Professor Nicholas Darnton
Office: Merrill 118
Office hours: Monday 2:00-3:00 and Friday 10:00-11:00 (tentative)
Phone: 542-2593
Email: ndarnton@amherst.edu

Course Times

Lectures: MWF 1-1:50 in Merrill 211.
Problem Session: I normally run a problem session for Physics 16 on Monday evenings from 8-10 in Merrill 211.  You are welcome to stop by and partake of the cookies while working on your problem set – provided the giddy, carefree attitude of the Physics 16 students does not disturb you.

Communication

Announcements, problem sets, solutions, and other course-related materials will be distributed via the course's web page.  It is your responsibility to check the site regularly for updates and changes.

Textbook

Daniel Schroeder's Introduction to Thermal Physics.  It is available at Amherst Books. 

Grading

Your course grade will place equal emphasis on problem sets, the midterms, and the final exam, with a small adjustment (at my discretion) for class citizenship.

Problem Sets

We will have approximately weekly problem sets taken from the textbook.  You may (and in fact should) work the problem sets together, provided you do not simply copy each others' solutions.

Exams

There will be two midterms and one final exam.  The exams will not be open book, but you may bring 2n sides of notes, formulas, constants, worked examples, etc. to the nth exam, so memorization of formulas is not necessary nor particularly encouraged.  I curve exams, but not with a predetermined median grade, so you will not be competing against each other. 

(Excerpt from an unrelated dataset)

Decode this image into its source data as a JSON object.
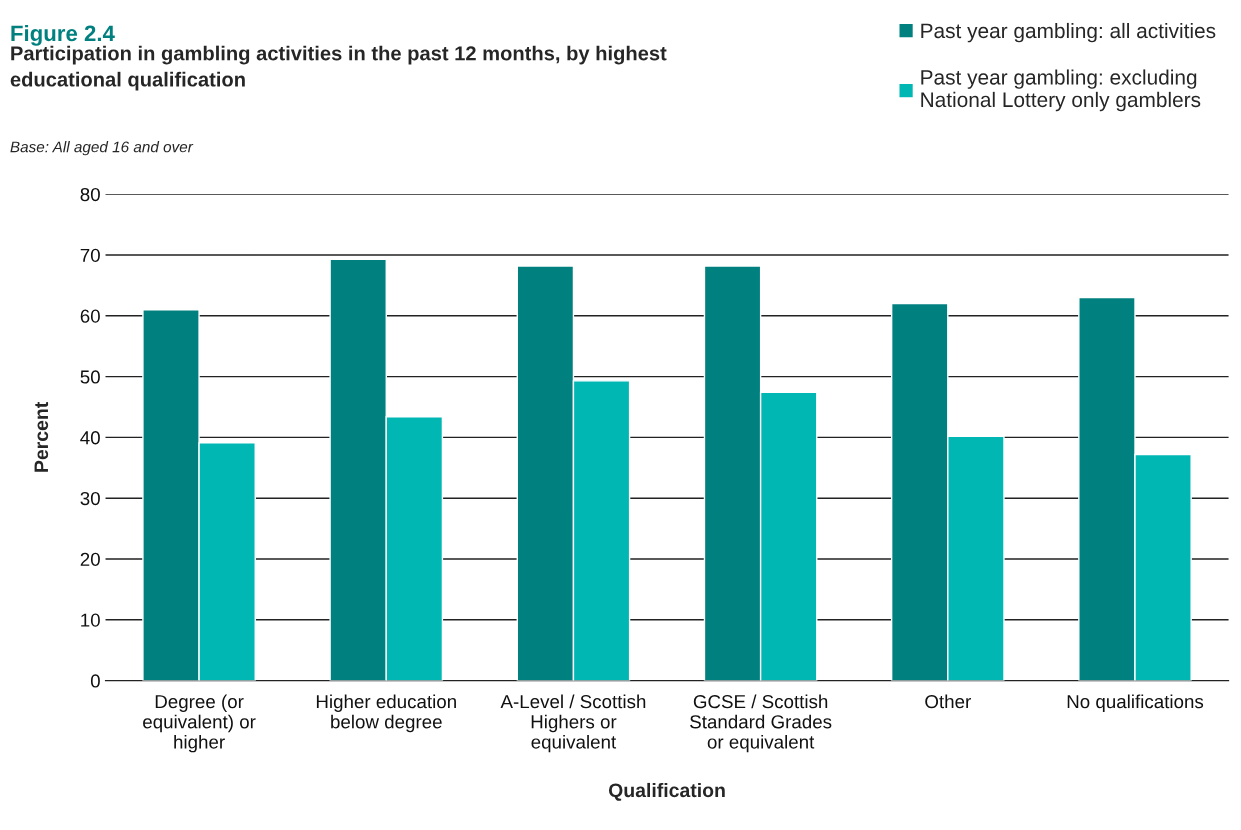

Intellectual Responsibility

Problem Sets

You are strongly encouraged to collaborate on problem sets: this is by far the most efficient way to learn physics.  Though you may compare methods, check final answers and intermediate results, and troubleshoot together, your final submitted work should be yours and yours alone.  This means you will not copy each others' work, though you are not unlikely to have similar approaches to a given problems.  You may consult any other text, student, faculty member or online resource (though not  worked solutions), but please note on the problem set if you used outside resources (other than me and the textbook) extensively. 

Exams

Exams are individual work.  No collaboration or cooperation of any kind is permitted.  No resource other than the crib sheets prepared personally by you is permitted.  You may make full use of your calculator (including graphing and preprogrammed equation solving) if you find it convenient.